Il y va en effet de deux problèmes. Le premier est que la proposition de la curatrice Amel Ben Attia se prend elle-même dans les filets de ses propres métaphores. Entre « feu du foyer », et « foyer du feu », le propos revient à chercher midi à quatorze heures. Le deuxième problème relève du corpus des pièces: on se demande si l’intérêt intrinsèque de tout un lot d’œuvres suffisait à justifier leur inscription sous le signe du feu. On se demande ainsi ce que viennent faire dans ce pavillon des œuvres comme la vidéo Al Nissa et la sérigraphie The Lion’s Share d’Ymane Fakhir qui interrogent la question de l’héritage dans la culture arabo-musulmane. Pareil pour les épreuves à la gomme bichromatée monochrome dans Echo et le daguerréotype dans Ellios du franco-marocain Mustapha Azeroual, remarquables esthétiquement, mais ne collent point au thème. Et si l’on passe sur d’autres travaux relevant du déjà-vu, à l’instar de Réverbère de Mohssin Harraki, on se dit qu’avec ces métaphores brouillant vaguement le jeu de piste, on n’est pas plus invité à se réchauffer au feu qu’à en attiser les flammes. On nous propose plutôt d’avaler la couleuvre.
En revanche, si certaines propositions échappent à ces velléités d’horizon, ce n’est pas tout à fait simple. À moins d’y chercher un rapport au feu matériellement sublimé. C’est le cas avec le très fragile Équilibre à l’Encensoir du franco-marocain Mehdi-Georges Lahlou, ou la compression des barils d’huile dans les Oil Candides de l’artiste saoudienne Maha Malluh. C’est aussi le cas avec la terre cuite polychromée qui permet à la tunisienne Sonia Kallel de fabriquer sa Robe Idole de Sejnane en la composant de petits carreaux de céramique en alliage ferreux.
Entre le dessin d’un bâtiment brûlé et sa maquette en bois, répondant aux « normes d’insécurité », Les Combustibles du jeune artiste Younès Ben Slimane n’en tournent pas moins autour de leur objet avec l’impression d’arriver après-coup. Si ces œuvres sont inégales, deux s’en distinguent. Quand elle laisse une chance au regard qui construit ce qu’il observe, la vidéo Mother Tong de l’artiste franco-algérienne Zineb Sedira reformule ce qu’on fait au coin du feu, et s’en tire en détournant les latitudes du foyer par la parole féminine intergénérationnelle.

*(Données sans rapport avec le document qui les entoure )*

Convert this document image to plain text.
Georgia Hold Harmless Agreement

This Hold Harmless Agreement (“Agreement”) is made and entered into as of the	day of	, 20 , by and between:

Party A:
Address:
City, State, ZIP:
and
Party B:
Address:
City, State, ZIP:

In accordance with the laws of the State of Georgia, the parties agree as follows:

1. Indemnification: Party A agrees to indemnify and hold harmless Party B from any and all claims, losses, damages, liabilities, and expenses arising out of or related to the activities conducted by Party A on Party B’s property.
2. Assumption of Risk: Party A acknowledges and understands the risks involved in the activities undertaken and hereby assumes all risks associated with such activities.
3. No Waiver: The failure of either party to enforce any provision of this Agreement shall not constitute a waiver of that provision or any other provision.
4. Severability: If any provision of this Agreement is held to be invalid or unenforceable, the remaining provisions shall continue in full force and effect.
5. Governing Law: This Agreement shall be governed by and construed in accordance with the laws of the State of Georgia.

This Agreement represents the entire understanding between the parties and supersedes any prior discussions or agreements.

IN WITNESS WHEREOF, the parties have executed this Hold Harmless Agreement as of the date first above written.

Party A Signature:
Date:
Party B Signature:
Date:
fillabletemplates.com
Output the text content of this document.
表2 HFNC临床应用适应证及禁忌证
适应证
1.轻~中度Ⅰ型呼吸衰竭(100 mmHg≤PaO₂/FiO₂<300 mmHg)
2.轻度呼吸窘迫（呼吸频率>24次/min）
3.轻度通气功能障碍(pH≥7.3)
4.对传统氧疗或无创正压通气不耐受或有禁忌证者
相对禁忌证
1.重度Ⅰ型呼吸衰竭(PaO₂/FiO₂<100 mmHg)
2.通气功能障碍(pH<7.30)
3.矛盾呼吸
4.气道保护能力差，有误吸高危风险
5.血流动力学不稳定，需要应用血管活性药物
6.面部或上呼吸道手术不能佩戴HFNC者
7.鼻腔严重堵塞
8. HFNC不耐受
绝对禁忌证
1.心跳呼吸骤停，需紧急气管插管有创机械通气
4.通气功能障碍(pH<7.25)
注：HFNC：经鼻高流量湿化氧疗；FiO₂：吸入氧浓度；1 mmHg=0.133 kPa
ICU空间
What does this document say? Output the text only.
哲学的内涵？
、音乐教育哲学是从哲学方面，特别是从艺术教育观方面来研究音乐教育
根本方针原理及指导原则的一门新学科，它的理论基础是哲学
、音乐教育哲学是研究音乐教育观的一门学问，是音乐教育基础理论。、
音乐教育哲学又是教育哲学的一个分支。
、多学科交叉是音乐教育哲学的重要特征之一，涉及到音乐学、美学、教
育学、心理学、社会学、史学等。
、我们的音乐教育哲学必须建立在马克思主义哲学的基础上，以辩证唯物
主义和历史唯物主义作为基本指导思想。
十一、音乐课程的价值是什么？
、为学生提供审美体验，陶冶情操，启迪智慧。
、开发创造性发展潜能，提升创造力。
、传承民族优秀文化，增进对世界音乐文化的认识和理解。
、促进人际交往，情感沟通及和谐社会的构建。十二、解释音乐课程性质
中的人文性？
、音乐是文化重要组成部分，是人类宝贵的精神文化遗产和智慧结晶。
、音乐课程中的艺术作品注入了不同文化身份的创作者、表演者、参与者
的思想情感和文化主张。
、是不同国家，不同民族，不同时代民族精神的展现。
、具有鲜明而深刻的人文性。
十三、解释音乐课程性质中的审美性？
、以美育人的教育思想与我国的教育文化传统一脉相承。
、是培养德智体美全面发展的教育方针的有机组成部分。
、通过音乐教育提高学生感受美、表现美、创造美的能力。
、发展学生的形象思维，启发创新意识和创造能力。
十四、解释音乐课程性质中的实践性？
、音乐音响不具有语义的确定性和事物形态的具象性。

Non moins intelligemment, l’artiste koweitienne Monira Al Qadiri, dans Behind the Sun, filme des champs de pétrole en flammes. Sur fond de paysage apocalyptique, terre en cendres et ciel sombre, c’est une voix-off extraite d’un programme tv islamiste qui s’élève, comme si elle attisait le feu.
Au prisme de cet accrochage, le propos de l’exposition s’empare du feu pour pétrir une rhétorique enflammée mais peu convaincante. On n’est pas sûr que l’on puisse se fier au texte poétique d’Amel Ben Attia pour saisir la portée de sa proposition curatoriale. On se demande surtout s’il ne faut y voir que du feu. Entre les travaux qui convoquent des pyromènes et d’autres démangeaisons qui en prennent prétexte, J’emporterai le feu recule deux fois sur l’essentiel. En oubliant d’une part que l’œuvre ne saurait faire l’économie de son énoncé, et devant des pièces qui résistent d’autre part à rentrer au chausse-pied dans un propos thématique qui ne leur sied pas, la démarche de l’exposition paraît si projective que le parti pris en devient flippant.
Parce qu’elle a rattrapé la balle au bond, on peut deviner que des problèmes de temps auraient empêché la curatrice de mieux penser ses choix en amont. Et l’on verrait peut-être plus clair dans J’emporterai le feu, si Amel Ben Attia avait su encadrer au plus près son choix des œuvres et se passer des extrapolations pour frayer à sa proposition une certaine lisibilité. Mais là, on quitte le pavillon sans pécher par impatience. La proposition s’effiloche, et malheureusement le parti pris avec.